At least when something has a price it shows that someone puts a value on it.  Not charging for goods or services can lead to problems of a different order.   The BBC’s Stephanie Flanders, taking part in the debate at St Paul’s, pointed out that in the age of the internet, many goods and services which would in the past have been paid for are available for free.  The thought struck me that perhaps not charging for a service, or expecting things to be free, can be at least as morally corrupting of basic goods as Sandel believes money is.  

If people expect to, and can, receive their news and entertainment for free, why should they pay for it?  And how can the producers make an honest living?  The Bank of England’s Andrew Bailey contends that free banking distorts the market, is less transparent and leads to poorer service to consumers. It is at least an arguable case.  And as regards to “free” internet services like Google and Facebook, it has well been said that the non-paying users are not the customers, but are themselves the product.

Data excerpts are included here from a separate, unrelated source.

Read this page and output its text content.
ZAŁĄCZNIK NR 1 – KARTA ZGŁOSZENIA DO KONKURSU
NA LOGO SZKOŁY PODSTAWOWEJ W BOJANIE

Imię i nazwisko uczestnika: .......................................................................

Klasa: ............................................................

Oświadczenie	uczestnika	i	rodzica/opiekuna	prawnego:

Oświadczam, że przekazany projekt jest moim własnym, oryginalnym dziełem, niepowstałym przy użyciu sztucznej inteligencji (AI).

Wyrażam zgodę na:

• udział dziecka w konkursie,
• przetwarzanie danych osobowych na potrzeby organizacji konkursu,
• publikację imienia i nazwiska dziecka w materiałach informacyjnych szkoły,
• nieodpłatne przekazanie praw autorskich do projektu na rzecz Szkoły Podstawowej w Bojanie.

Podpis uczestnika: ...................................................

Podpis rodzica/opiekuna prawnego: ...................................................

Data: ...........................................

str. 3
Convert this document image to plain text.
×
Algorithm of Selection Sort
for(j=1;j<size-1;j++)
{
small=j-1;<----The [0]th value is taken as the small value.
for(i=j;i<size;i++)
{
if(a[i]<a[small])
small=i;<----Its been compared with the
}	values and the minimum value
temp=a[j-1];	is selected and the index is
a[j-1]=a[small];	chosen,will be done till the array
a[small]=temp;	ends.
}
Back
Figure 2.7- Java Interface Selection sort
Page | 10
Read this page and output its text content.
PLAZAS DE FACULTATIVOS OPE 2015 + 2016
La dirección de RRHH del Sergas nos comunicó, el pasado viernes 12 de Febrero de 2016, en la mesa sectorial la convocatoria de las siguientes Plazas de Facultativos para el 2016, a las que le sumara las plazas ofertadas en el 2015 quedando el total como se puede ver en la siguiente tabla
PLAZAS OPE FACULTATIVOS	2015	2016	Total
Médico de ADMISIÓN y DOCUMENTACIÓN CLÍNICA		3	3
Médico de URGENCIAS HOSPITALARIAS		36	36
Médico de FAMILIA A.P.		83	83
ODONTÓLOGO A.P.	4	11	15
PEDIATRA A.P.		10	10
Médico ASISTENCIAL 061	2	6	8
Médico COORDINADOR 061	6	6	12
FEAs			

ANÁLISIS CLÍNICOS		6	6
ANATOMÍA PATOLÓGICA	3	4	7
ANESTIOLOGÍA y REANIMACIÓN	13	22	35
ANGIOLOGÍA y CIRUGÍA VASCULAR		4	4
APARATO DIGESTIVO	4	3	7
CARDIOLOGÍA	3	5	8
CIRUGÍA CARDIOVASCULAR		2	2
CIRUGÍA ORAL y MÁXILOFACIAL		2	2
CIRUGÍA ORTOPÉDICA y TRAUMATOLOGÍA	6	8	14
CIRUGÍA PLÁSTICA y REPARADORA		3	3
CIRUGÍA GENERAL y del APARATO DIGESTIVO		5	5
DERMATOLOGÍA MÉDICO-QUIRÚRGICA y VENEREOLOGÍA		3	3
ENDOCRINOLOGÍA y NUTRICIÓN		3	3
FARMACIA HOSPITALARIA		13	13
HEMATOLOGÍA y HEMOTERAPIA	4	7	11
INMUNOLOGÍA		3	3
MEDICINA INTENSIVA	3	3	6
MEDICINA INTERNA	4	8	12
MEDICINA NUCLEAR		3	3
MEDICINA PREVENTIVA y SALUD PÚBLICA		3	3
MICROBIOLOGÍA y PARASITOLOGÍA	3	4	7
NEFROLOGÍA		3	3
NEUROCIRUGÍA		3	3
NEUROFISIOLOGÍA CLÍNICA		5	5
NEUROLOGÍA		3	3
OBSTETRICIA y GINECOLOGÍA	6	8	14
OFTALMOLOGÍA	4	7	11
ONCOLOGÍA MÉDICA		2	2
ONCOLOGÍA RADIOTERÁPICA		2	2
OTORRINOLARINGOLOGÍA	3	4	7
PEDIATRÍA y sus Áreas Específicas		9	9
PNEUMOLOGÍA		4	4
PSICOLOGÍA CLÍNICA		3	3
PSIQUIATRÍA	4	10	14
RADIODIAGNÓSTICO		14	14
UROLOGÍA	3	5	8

Is money the source of the problems Sandel identifies, or rather a convenient scapegoat for human beings who can’t bear too much reality?  You can’t buy a friend, he points out, because if you know you’ve paid someone to be nice to you it ceases to be a “real” friendship.  Has he never noticed that rich people tend to have more “friends” than poor ones?  Sandel also raised the example of a professionally written wedding speech.  Would the bride and groom feel quite the same way, he wondered, if they knew that the best man had spent $150 dollars on buying a speech rather than investing his heart and soul by writing it personally?  Perhaps not, but it’s not obvious to me why the payment of money in itself is corrupting.  

The problem, surely – if there is a problem – is that the speech is not the best man’s own; not that he has paid for it.  I rather doubt that the newlyweds would be happier to learn that the best man had found the speech on a website and simply downloaded it for free.